The traditional delivery of food controls has been based around a visit to the food premises by an authorised food control official. The findings made during that visit inform any actions that will be taken to protect public health. This format was developed to address safety hazards that could be identified through organoleptic inspection and resulted in major improvements to food safety and quality in the previous century. Private food companies have developed their supplier audits on similar principles.  In the latter part of the 20th century, food production became increasingly an industrial process. Many of the emerging hazards were unable to be detected through the traditional organoleptic methods. Food safety management systems such as HACCP were developed to address these hazards. The result has been that food control officials and private auditors increasingly rely on the analysis and interpretation of data to evaluate the food safety practices of food business operators. As this evaluation can be carried out remotely the role of traditional visits by food control officials and auditors is being reconsidered and the potential for remote assessment explored.  The restrictions and limitations created by the Covid 19 pandemic has highlighted the value of using remote techniques and encouraged some Competent Authorities and private companies to reconsider operational practices.

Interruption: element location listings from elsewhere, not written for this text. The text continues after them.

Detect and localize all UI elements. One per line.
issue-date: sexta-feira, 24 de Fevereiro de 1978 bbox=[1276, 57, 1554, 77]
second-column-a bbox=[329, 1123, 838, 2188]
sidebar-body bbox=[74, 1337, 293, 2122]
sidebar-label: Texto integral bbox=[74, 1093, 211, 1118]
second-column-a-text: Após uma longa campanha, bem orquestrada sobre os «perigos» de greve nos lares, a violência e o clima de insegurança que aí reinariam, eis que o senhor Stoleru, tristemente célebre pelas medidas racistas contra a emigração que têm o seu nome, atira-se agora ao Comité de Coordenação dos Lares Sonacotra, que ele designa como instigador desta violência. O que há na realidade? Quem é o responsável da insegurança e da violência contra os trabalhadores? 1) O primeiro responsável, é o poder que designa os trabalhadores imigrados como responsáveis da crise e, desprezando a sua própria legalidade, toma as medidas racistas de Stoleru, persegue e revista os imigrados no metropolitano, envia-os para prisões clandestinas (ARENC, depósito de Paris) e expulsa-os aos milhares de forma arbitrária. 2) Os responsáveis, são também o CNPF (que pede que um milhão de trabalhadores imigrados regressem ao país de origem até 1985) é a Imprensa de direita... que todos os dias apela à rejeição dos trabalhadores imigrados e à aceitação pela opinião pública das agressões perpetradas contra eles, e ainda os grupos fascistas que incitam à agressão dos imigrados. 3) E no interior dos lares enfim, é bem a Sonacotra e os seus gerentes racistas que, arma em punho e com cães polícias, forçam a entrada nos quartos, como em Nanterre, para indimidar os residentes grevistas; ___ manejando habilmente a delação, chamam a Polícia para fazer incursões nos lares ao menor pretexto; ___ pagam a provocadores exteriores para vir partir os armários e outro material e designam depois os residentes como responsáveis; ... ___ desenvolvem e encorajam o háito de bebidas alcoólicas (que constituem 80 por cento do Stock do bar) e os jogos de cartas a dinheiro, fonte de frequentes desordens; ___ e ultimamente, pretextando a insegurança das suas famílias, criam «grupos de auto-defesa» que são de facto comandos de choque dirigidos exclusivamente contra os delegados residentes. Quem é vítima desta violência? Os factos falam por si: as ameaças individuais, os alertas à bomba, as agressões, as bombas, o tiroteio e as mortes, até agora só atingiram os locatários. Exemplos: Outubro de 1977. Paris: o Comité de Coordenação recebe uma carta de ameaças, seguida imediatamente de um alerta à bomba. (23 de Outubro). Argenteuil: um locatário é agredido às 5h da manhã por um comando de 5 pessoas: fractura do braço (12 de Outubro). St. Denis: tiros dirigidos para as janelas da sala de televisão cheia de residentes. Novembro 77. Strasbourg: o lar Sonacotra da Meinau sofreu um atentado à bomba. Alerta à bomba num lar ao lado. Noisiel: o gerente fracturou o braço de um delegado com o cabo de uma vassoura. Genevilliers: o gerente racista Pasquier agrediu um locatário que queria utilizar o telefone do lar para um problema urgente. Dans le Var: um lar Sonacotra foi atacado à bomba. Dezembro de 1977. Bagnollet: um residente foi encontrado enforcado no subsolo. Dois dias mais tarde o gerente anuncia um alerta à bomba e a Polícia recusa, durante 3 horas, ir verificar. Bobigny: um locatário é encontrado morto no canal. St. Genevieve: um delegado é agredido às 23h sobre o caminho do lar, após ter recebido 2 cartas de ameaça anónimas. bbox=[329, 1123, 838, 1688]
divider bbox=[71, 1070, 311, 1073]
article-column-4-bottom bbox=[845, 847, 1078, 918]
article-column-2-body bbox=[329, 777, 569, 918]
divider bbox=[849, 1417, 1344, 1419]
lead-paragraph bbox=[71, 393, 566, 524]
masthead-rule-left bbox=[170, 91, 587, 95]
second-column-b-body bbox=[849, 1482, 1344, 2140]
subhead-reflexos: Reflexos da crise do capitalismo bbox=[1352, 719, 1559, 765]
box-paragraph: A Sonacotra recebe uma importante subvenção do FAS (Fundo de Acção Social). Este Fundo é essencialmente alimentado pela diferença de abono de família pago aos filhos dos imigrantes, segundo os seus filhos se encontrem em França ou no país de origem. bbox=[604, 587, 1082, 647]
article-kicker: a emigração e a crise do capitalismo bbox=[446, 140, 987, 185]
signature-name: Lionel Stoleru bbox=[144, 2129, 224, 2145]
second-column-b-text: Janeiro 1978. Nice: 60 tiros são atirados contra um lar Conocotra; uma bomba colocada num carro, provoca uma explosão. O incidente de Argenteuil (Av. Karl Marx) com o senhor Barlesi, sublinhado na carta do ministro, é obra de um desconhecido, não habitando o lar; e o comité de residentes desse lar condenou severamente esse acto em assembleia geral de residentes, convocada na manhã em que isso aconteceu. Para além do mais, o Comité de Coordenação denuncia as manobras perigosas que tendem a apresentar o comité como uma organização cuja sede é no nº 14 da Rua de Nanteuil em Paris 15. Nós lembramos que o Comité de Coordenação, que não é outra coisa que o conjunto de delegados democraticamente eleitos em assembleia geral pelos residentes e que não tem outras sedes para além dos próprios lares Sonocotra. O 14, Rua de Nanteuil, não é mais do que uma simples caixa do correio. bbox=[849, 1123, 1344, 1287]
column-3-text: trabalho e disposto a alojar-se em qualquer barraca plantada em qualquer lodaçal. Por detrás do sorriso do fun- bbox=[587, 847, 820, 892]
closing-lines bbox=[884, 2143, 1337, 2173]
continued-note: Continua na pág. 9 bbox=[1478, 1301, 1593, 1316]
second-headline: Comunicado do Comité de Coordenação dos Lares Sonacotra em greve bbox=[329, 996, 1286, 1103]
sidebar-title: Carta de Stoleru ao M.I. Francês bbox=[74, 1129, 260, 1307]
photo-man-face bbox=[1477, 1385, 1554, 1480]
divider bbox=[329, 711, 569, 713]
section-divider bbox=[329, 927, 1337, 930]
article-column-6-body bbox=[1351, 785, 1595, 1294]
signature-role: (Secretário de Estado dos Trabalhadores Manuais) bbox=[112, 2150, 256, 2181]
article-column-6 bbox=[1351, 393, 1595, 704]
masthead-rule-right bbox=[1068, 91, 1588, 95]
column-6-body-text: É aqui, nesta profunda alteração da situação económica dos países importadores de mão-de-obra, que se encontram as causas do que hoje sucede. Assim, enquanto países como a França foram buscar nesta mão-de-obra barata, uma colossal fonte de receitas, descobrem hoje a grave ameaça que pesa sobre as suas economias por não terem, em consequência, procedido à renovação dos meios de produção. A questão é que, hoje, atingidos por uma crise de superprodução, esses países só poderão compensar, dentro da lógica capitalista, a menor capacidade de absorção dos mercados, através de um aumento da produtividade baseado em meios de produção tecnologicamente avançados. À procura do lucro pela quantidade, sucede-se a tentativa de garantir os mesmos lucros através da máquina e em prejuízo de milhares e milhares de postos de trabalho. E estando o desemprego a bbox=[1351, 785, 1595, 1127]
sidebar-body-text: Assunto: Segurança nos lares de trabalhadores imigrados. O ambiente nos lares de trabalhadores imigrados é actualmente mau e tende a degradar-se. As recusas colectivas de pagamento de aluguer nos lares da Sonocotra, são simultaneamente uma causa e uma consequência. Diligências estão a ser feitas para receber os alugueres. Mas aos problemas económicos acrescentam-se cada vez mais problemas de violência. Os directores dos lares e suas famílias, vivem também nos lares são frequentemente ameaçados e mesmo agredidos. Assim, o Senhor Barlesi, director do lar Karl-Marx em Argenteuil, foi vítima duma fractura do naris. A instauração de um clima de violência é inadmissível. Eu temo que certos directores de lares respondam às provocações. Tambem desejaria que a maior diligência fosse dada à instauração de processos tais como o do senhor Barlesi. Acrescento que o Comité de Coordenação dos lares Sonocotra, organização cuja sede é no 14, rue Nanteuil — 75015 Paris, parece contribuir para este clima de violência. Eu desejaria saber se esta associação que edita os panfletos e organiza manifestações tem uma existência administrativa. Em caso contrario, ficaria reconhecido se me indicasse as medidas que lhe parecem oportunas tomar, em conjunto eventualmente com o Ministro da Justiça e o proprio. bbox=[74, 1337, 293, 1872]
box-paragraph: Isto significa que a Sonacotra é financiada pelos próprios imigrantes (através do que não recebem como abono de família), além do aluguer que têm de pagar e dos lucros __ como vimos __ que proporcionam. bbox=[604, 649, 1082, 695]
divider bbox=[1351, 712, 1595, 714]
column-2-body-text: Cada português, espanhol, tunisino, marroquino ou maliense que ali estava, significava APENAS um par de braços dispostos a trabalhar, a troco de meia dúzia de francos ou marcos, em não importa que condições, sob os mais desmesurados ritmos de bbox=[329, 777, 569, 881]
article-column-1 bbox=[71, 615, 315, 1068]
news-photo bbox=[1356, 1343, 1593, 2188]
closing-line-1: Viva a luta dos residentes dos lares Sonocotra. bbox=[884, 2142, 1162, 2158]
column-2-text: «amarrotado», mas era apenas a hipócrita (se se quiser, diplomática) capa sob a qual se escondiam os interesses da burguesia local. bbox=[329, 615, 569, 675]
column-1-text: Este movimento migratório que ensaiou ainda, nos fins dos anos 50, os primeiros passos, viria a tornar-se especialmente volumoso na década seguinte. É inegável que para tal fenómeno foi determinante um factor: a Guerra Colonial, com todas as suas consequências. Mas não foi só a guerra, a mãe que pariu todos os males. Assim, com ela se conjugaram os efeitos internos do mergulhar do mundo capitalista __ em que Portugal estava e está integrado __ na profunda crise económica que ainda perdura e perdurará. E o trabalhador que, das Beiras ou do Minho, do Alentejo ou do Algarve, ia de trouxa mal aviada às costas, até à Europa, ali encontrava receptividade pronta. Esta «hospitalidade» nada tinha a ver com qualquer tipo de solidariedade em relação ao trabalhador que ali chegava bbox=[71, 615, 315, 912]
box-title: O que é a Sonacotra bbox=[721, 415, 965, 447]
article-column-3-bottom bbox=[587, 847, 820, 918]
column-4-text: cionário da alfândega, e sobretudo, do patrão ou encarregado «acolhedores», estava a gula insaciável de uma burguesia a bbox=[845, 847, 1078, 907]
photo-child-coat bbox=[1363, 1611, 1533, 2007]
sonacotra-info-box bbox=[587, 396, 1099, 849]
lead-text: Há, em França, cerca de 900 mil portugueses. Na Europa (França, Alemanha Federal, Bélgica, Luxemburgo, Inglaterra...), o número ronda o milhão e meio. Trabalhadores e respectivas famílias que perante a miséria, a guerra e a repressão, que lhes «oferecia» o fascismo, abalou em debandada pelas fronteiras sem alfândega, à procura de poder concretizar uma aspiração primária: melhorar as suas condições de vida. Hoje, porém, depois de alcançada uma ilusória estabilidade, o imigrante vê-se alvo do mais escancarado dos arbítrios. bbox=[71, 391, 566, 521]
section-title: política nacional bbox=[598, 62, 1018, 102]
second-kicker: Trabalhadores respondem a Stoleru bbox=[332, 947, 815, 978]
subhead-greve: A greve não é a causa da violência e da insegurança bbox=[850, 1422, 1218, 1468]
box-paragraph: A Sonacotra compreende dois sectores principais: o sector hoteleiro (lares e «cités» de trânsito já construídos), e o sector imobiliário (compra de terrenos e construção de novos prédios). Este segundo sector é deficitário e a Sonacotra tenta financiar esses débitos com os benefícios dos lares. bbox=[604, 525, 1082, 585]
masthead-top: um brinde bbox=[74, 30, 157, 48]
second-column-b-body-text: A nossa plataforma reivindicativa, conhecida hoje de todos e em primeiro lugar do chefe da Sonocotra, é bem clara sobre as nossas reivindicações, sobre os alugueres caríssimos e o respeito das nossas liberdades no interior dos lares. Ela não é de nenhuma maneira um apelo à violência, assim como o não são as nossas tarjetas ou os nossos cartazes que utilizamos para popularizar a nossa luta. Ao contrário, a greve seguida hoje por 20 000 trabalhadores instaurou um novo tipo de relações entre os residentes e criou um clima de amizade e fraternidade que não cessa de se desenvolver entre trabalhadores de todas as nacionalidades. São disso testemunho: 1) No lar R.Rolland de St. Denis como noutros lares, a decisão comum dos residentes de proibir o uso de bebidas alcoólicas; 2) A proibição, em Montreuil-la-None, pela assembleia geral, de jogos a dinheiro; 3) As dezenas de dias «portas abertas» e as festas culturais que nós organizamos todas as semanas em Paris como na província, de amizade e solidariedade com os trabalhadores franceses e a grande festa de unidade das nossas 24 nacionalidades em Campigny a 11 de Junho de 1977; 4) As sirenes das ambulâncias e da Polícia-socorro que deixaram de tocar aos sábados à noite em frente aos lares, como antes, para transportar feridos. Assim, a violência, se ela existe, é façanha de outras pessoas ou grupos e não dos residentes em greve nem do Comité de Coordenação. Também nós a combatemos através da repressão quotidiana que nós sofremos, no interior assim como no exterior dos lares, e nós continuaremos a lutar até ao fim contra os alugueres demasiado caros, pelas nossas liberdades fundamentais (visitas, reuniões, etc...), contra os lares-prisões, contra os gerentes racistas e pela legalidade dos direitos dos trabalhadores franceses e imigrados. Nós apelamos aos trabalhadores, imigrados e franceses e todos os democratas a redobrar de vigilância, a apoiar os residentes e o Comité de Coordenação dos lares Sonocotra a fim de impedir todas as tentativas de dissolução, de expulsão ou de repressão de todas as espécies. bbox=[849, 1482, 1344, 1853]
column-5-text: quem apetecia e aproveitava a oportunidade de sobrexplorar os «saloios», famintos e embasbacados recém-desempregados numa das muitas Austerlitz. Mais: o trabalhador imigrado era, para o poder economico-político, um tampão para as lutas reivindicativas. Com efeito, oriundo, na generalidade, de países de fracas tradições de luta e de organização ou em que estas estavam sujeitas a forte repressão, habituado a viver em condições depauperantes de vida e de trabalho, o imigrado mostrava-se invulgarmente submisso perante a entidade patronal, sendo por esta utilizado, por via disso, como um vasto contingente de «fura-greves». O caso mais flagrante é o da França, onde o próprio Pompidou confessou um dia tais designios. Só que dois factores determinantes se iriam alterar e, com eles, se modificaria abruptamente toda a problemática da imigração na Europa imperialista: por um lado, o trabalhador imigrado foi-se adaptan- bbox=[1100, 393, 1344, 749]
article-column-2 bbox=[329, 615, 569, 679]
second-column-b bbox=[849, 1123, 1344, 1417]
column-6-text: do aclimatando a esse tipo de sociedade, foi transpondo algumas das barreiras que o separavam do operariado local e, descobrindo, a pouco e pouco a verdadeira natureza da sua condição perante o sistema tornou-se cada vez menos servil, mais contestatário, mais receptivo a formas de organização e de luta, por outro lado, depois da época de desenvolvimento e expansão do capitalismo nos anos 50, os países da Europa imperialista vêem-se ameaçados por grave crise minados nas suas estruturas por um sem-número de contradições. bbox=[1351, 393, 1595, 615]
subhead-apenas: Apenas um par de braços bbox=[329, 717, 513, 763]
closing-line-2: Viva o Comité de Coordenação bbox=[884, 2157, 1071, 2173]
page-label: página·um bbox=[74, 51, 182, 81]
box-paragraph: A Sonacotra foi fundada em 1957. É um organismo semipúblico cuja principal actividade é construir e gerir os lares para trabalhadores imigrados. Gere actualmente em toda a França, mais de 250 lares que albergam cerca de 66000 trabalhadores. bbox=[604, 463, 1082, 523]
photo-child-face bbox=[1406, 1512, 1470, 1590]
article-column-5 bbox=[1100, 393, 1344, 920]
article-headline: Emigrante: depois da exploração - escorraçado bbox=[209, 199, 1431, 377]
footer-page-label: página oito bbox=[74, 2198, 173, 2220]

The aim of this survey is to improve understanding of the use of remote audit/inspection in the food industry by the competent authorities and the industry itself, including possible verification programmes for trade purposes.
The purpose is to collect lessons learned and best practices in the delivery of remote inspections/audit. This information can be used to support regulators developing improved practices in remote audit, inspection and verification. This objective will be achieved by :
  • Establishing the extent to which remote audit/inspection is already in use by food control officials, regulators and private auditors in the sample group
  • Establishing the conditions under which it has been used successfully
  • Collating examples of good practice
  • Identifying barriers and limitations relating to its use in the food industry for the delivery of official food controls.

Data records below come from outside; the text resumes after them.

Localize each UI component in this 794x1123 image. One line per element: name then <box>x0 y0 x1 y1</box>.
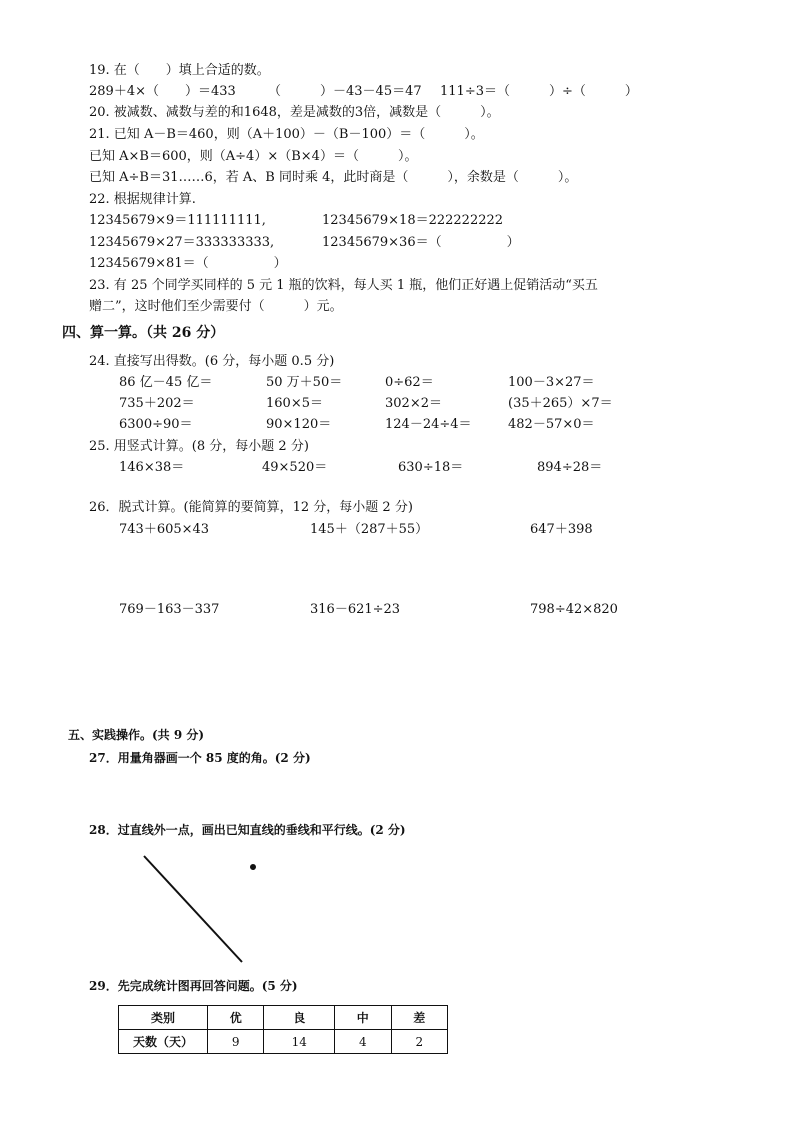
q25-c3: 630÷18＝ <box>398 460 464 475</box>
q24-r2c1: 735＋202＝ <box>119 396 195 411</box>
section-5-title: 五、实践操作。(共 9 分) <box>68 728 205 742</box>
table-header-cell: 中 <box>335 1006 391 1030</box>
q24-r2c4: (35＋265）×7＝ <box>508 396 613 411</box>
q24-r3c3: 124－24÷4＝ <box>385 417 472 432</box>
q19b: （ ）－43－45＝47 <box>268 84 422 99</box>
q24-r3c4: 482－57×0＝ <box>508 417 595 432</box>
given-line <box>144 856 242 962</box>
table-row <box>119 1030 448 1054</box>
q28: 28．过直线外一点，画出已知直线的垂线和平行线。(2 分) <box>89 823 406 837</box>
q24-r2c2: 160×5＝ <box>266 396 323 411</box>
q20: 20. 被减数、减数与差的和1648，差是减数的3倍，减数是（ ）。 <box>89 105 500 120</box>
q22d: 12345679×36＝（ ） <box>322 235 520 250</box>
q25-c2: 49×520＝ <box>262 460 328 475</box>
section-4-title: 四、算一算。（共 26 分） <box>62 325 225 341</box>
q26-r2c2: 316－621÷23 <box>310 602 401 617</box>
q26-r2c1: 769－163－337 <box>119 602 220 617</box>
q26-r1c1: 743＋605×43 <box>119 522 210 537</box>
table-row-label: 天数（天） <box>119 1030 208 1054</box>
q21b: 已知 A×B＝600，则（A÷4）×（B×4）＝（ ）。 <box>89 149 418 164</box>
q22a: 12345679×9＝111111111, <box>89 213 266 228</box>
q21c: 已知 A÷B＝31……6，若 A、B 同时乘 4，此时商是（ ），余数是（ ）。 <box>89 170 578 185</box>
q29: 29．先完成统计图再回答问题。(5 分) <box>89 979 298 993</box>
q24-r3c1: 6300÷90＝ <box>119 417 193 432</box>
table-cell: 2 <box>391 1030 447 1054</box>
q24-r1c4: 100－3×27＝ <box>508 375 595 390</box>
given-point <box>250 864 256 870</box>
q21a: 21. 已知 A－B＝460，则（A＋100）－（B－100）＝（ ）。 <box>89 127 484 142</box>
q19c: 111÷3＝（ ）÷（ ） <box>440 84 638 99</box>
q25-c1: 146×38＝ <box>119 460 185 475</box>
table-cell: 14 <box>264 1030 335 1054</box>
q22b: 12345679×18＝222222222 <box>322 213 504 228</box>
table-header-cell: 优 <box>208 1006 264 1030</box>
q24-r1c1: 86 亿－45 亿＝ <box>119 375 213 390</box>
q24-r1c2: 50 万＋50＝ <box>266 375 343 390</box>
q19a: 289＋4×（ ）＝433 <box>89 84 236 99</box>
q25: 25. 用竖式计算。(8 分，每小题 2 分) <box>89 439 309 454</box>
table-header-cell: 良 <box>264 1006 335 1030</box>
q24-r1c3: 0÷62＝ <box>385 375 434 390</box>
table-header-cell: 类别 <box>119 1006 208 1030</box>
q24-r3c2: 90×120＝ <box>266 417 332 432</box>
q24: 24. 直接写出得数。(6 分，每小题 0.5 分) <box>89 354 335 369</box>
table-header-row <box>119 1006 448 1030</box>
q19-title: 19. 在（ ）填上合适的数。 <box>89 63 270 78</box>
table-cell: 9 <box>208 1030 264 1054</box>
q23a: 23. 有 25 个同学买同样的 5 元 1 瓶的饮料，每人买 1 瓶，他们正好遇上促销活动“买五 <box>89 278 598 293</box>
q25-c4: 894÷28＝ <box>537 460 603 475</box>
q24-r2c3: 302×2＝ <box>385 396 442 411</box>
q22: 22. 根据规律计算. <box>89 192 196 207</box>
q23b: 赠二”，这时他们至少需要付（ ）元。 <box>89 299 343 314</box>
q26: 26．脱式计算。(能简算的要简算，12 分，每小题 2 分) <box>89 500 413 515</box>
q22c: 12345679×27＝333333333, <box>89 235 275 250</box>
stats-table <box>118 1005 448 1054</box>
table-cell: 4 <box>335 1030 391 1054</box>
q26-r1c2: 145＋（287＋55） <box>310 522 429 537</box>
table-header-cell: 差 <box>391 1006 447 1030</box>
q22e: 12345679×81＝（ ） <box>89 256 287 271</box>
q26-r1c3: 647＋398 <box>530 522 593 537</box>
q27: 27．用量角器画一个 85 度的角。(2 分) <box>89 751 311 765</box>
q26-r2c3: 798÷42×820 <box>530 602 618 617</box>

Food Control Officials carry out a number of actions, some of which may be formally defined in a country’s food legislation. The terms audit and inspection are defined by Codex Alimentarius (CXG 20-1995) and are used in that way in this survey. As each can be carried out remotely, the term audit/inspection is used in the questionnaire to signify either or both.

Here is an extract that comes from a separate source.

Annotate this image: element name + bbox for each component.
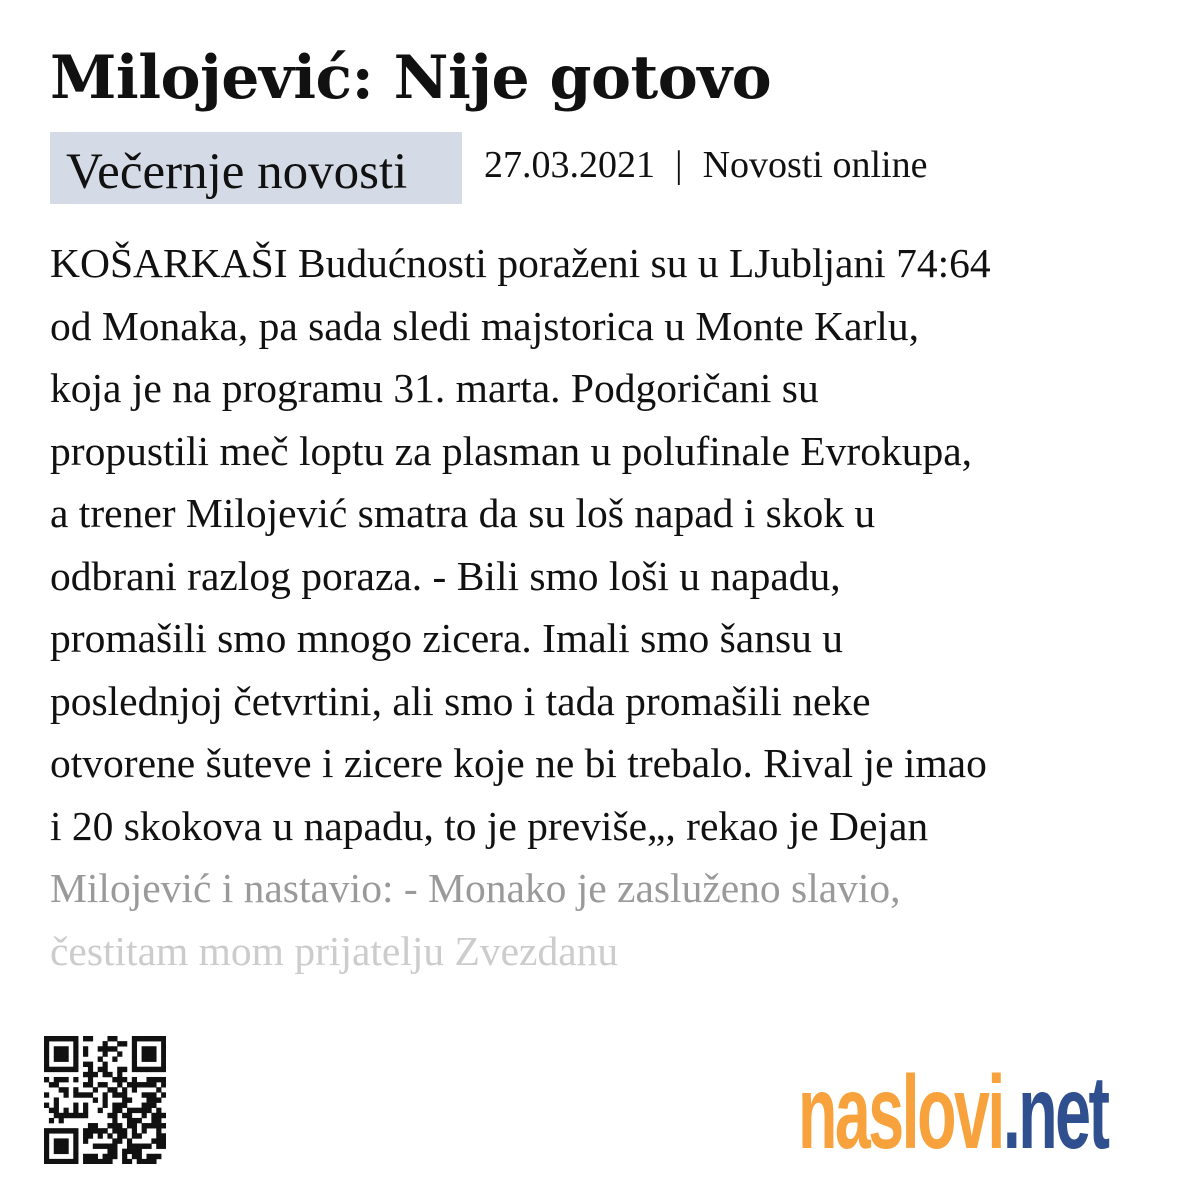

An audit is an evaluation carried out against pre-agreed objectives, typically an accepted standard, while an inspection is an evaluation of compliance with the food legislation. An inspection is carried out by an authorised officer. An audit can be carried out by correctly trained personnel who are not also authorised by the Competent Authority. An inspection can be the same as an audit but an audit is not necessarily an inspection. Audits are typically carried out by trained personnel, often in the context of third party accreditation.